CPAR was created in 2015 via the Bipartisan Budget Act (BBA). The BBA dictated that CPAR was first mandatory for the 2018 Form 1065. Essentially, this meant the IRS would implement CPAR in 2020, which is when 2018 Forms 1065 would be examined and amended. However, the Coronavirus Aid, Relief and Economic Security (CARES) Act further delayed the implementation of the CPAR rules for AARs. Moreover, the IRS opened little to no new examinations during the pandemic. Functionally, the pandemic further delayed the implementation of CPAR until 2022. What follows are four takeaways from 2022, our first full CPAR year.

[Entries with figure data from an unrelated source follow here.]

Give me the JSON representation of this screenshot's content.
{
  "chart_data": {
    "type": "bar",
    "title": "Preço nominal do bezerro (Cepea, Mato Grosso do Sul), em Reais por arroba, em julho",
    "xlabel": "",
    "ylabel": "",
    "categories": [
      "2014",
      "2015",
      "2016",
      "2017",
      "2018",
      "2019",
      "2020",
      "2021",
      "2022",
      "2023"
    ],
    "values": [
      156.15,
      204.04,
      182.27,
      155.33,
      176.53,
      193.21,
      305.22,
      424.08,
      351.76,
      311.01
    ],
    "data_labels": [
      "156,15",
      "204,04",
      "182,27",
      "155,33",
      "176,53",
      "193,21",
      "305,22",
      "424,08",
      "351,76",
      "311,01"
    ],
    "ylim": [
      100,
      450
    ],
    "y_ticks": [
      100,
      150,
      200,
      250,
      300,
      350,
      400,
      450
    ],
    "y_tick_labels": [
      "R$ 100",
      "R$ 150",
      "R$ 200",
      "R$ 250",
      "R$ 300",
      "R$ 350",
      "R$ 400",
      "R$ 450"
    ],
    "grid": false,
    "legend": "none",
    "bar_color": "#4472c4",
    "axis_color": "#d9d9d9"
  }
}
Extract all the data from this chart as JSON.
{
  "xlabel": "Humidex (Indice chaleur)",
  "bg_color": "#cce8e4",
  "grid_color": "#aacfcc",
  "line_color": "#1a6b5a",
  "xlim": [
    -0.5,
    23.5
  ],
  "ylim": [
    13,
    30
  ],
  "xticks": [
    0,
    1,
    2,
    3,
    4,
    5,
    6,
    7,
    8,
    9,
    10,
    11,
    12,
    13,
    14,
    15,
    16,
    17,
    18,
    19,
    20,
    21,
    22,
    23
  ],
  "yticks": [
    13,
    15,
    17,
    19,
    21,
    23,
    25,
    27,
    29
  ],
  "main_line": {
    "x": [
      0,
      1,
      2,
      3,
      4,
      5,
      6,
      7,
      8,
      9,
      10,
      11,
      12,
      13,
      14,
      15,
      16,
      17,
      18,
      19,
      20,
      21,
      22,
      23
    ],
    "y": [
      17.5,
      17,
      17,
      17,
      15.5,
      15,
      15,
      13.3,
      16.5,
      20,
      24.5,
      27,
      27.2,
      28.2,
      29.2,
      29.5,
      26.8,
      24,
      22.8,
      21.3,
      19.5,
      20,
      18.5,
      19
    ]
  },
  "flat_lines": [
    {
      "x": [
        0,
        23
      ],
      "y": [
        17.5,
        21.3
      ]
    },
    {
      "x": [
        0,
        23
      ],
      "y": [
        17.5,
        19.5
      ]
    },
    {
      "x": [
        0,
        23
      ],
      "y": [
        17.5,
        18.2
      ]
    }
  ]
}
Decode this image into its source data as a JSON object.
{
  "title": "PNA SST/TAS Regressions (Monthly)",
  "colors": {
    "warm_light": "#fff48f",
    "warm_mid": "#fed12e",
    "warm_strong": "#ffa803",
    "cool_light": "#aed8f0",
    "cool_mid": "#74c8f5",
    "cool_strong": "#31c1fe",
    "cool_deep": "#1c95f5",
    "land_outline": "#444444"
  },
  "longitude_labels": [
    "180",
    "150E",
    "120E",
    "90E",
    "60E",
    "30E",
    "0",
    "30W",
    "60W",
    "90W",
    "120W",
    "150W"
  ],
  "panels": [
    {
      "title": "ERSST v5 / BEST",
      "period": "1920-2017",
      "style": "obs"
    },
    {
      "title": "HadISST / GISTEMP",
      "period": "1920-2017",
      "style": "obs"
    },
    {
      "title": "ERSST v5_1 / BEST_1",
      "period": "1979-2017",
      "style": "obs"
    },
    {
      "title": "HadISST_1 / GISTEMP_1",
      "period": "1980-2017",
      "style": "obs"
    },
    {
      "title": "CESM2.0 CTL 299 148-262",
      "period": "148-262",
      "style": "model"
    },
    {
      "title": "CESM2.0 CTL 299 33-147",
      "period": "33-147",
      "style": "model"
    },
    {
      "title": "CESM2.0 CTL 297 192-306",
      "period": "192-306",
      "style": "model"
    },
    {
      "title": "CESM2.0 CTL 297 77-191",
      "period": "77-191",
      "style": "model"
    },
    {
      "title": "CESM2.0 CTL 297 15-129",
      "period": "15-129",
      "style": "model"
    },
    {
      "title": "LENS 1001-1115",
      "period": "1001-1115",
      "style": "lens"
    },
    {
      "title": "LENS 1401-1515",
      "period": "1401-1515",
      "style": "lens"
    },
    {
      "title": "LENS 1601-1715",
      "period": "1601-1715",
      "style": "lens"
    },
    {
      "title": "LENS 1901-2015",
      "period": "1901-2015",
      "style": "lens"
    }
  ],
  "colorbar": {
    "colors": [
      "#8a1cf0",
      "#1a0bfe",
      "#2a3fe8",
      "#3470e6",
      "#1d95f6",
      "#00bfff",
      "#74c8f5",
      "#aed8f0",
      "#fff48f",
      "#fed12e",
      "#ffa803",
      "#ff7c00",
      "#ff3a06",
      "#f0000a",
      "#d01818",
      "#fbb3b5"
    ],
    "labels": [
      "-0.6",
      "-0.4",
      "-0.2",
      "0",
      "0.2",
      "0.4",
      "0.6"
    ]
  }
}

1. CPAR impacts more than just CPAR partnerships
Partners in a CPAR partnership are (finally) beginning to receive push-out statements, i.e., IRS Form 8986, Partner’s Share of Adjustment(s) to Partnership-Related Item(s). If a pass-through partner receives a Form 8986 that reports positive adjustments, the pass-through partner can either (a) pay an imputed underpayment or (b) push the positive adjustments to its owners. These options apply equally to S corporations and non-CPAR partnerships. A pass-through partner’s failure to make the push-out election by the extended due date of the AAR partnership’s return will result in an IU assessment against the pass-through partner. Non-pass-through partners, on the other hand, must report the contents of the pushout statement on the income tax return for the year in which they receive a push-out statement.
For example, Partnership A files a 2020 AAR in 2022. Partner B, an individual, reports the adjustments on the push-out statement via the 2022 Form 1040. Partner C, an S corporation, has the option to push out any positive adjustments or simply pay the IU.